Stitched together bits and pieces of other routes for a unique southern route this morning, including a new-to-me quarter mile.
I included Memorial Park (Colorado Springs) so I enjoyed sunrise over the Olympic Velodrome and Prospect Lake.
Previously, for nostalgia's sake, I've taken an alley from a route to my old job which deposits me next to a busy highway interchange which holds nostalgic significance, but is a noisy, slightly dangerous mess.
So I chose to ride further west down Las Vegas Street which took me past the city's largest homeless shelter and the associated homeless service centers there. It is just heart-breaking. My wife and I donate funds and cast-offs to the shelter, and support their mission. It is so saddening to see people in need, many without the ability to help themselves, and plagued by addiction and/or mental illness.
This and the second-largest shelter, two miles north in downtown, are both adjacent to the Greenway Trail. And since the city's interconnected trails follow waterways and wooded areas, there are an abundance of homeless camps along the trails including in the dark shelters of underpasses and even darker tunnels which make the occupants invisible to speeding cyclists, especially at night, and even more so to cyclists without headlights.
In fact, on the way home, I took a different route and encountered two dark-clad, unlit cyclists coming at me fast, and no-handed, shooting out from the blackness of an underpass that is often pinched down and sometimes blocked by tents, scavenged junk, sleeping bags, or just people passed out on the pavement...between the shadowy encampments and the unlit cyclists somebody's sure to get injured.

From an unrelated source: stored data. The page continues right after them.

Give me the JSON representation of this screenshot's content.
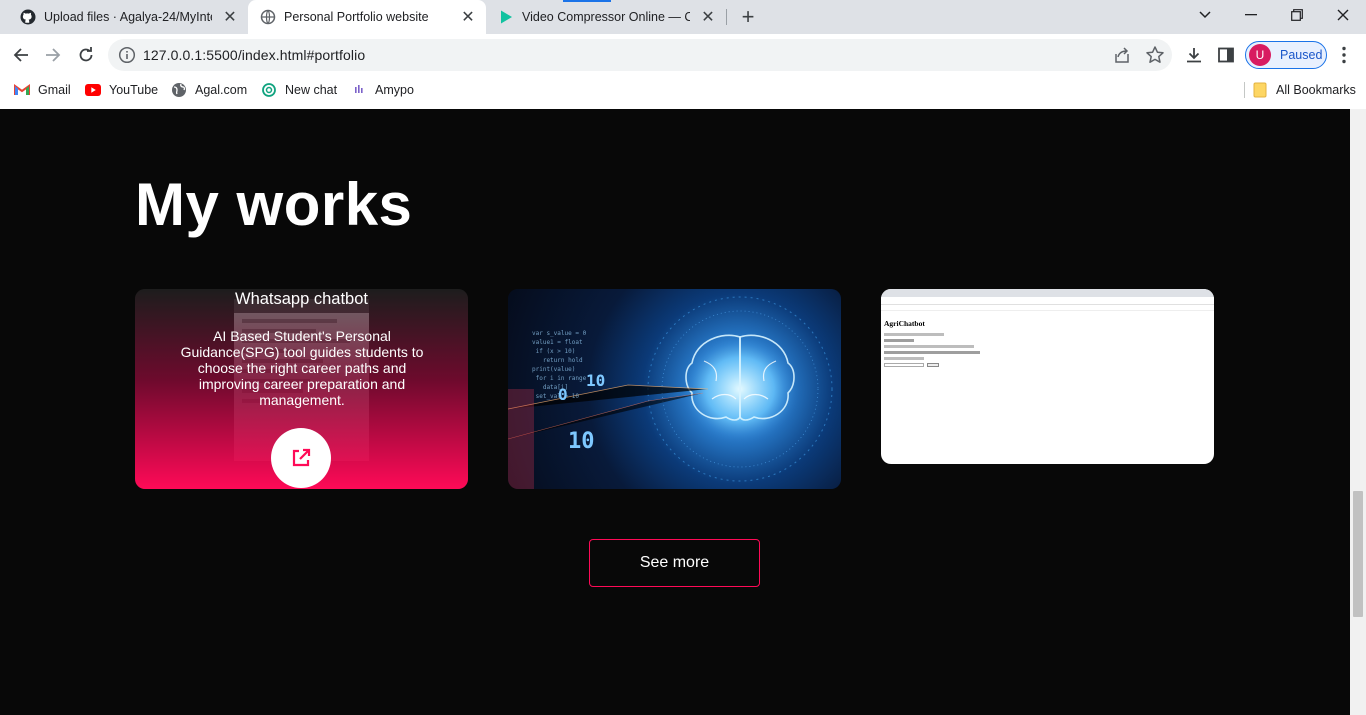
{
  "browser": {
    "tabs": [
      {
        "title": "Upload files · Agalya-24/MyInter",
        "icon": "github-icon",
        "active": false
      },
      {
        "title": "Personal Portfolio website",
        "icon": "globe-icon",
        "active": true
      },
      {
        "title": "Video Compressor Online — Clic",
        "icon": "play-icon",
        "active": false
      }
    ],
    "url": "127.0.0.1:5500/index.html#portfolio",
    "profile": {
      "initial": "U",
      "status": "Paused"
    },
    "bookmarks": [
      {
        "label": "Gmail",
        "icon": "gmail-icon"
      },
      {
        "label": "YouTube",
        "icon": "youtube-icon"
      },
      {
        "label": "Agal.com",
        "icon": "globe-icon"
      },
      {
        "label": "New chat",
        "icon": "chatgpt-icon"
      },
      {
        "label": "Amypo",
        "icon": "amypo-icon"
      }
    ],
    "all_bookmarks": "All Bookmarks"
  },
  "page": {
    "section_title": "My works",
    "works": [
      {
        "title": "Whatsapp chatbot",
        "description": "AI Based Student's Personal Guidance(SPG) tool guides students to choose the right career paths and improving career preparation and management."
      },
      {
        "title": "",
        "description": ""
      },
      {
        "title": "",
        "description": "",
        "screenshot_heading": "AgriChatbot"
      }
    ],
    "see_more": "See more"
  },
  "colors": {
    "accent": "#ff0a57",
    "background": "#080808"
  }
}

Then, a couple miles after that I crossed the pedestrian bridge over the highway into the park by Colorado College where I encountered two e-bike cyclists, headlights and tail-lights ablaze with reflective clothing and tires. They saw me and signaled their turns. By the way they kept swiveling their heads to look back, so it's possible they had no mirrors, or inadequate mirrors...or just better neck mobility than I do.

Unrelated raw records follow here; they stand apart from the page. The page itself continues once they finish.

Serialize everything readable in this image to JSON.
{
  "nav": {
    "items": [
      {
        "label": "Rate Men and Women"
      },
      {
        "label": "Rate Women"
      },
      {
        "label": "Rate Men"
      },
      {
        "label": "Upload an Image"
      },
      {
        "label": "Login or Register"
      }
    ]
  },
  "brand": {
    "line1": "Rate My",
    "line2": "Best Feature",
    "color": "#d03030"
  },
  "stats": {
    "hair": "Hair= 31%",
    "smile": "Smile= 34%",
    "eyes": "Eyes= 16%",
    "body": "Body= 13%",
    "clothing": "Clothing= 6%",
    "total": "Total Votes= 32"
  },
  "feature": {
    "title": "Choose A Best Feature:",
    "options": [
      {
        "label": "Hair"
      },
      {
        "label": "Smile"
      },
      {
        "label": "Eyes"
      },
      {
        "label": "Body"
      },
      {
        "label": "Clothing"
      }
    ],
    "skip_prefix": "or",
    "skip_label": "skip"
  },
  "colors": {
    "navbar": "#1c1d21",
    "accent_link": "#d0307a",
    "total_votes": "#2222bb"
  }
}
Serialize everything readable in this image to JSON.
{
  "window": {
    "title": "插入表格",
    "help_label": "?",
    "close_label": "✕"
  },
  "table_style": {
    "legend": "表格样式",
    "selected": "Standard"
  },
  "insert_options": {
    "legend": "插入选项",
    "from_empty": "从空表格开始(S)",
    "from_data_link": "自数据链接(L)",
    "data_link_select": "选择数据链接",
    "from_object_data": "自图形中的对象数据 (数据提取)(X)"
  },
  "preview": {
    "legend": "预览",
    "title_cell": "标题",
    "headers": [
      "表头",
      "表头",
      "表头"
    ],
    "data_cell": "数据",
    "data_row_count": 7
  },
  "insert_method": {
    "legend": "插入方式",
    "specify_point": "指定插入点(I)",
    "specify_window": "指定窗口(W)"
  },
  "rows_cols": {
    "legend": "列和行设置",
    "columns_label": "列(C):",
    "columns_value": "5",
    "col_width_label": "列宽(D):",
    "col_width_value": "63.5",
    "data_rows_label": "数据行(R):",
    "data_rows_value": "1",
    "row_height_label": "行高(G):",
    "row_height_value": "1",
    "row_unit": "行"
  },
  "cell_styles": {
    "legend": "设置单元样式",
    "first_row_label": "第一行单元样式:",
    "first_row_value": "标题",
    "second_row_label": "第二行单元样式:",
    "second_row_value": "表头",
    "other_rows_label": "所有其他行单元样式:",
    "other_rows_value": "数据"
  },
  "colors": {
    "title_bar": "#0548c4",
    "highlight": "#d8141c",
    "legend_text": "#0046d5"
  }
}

The ride in to work was against a stiff breeze, but being mostly downhill it wasn't an issue. For the ride home the wind was calm and my legs felt strong. The '84 Nishiki 12-speed isn't quite as light and quick as the 2006 Felt 2x10, but the Nishiki has such a beautiful ride with its skinny steel frame that seems to flex in rhythm to the road and rider inputs...a rhythm that obviates the need for listening to podcasts or any other distraction. It's a rhythm, and blissful contentment I wish I could donate to the homeless, and to anyone with mental anguish.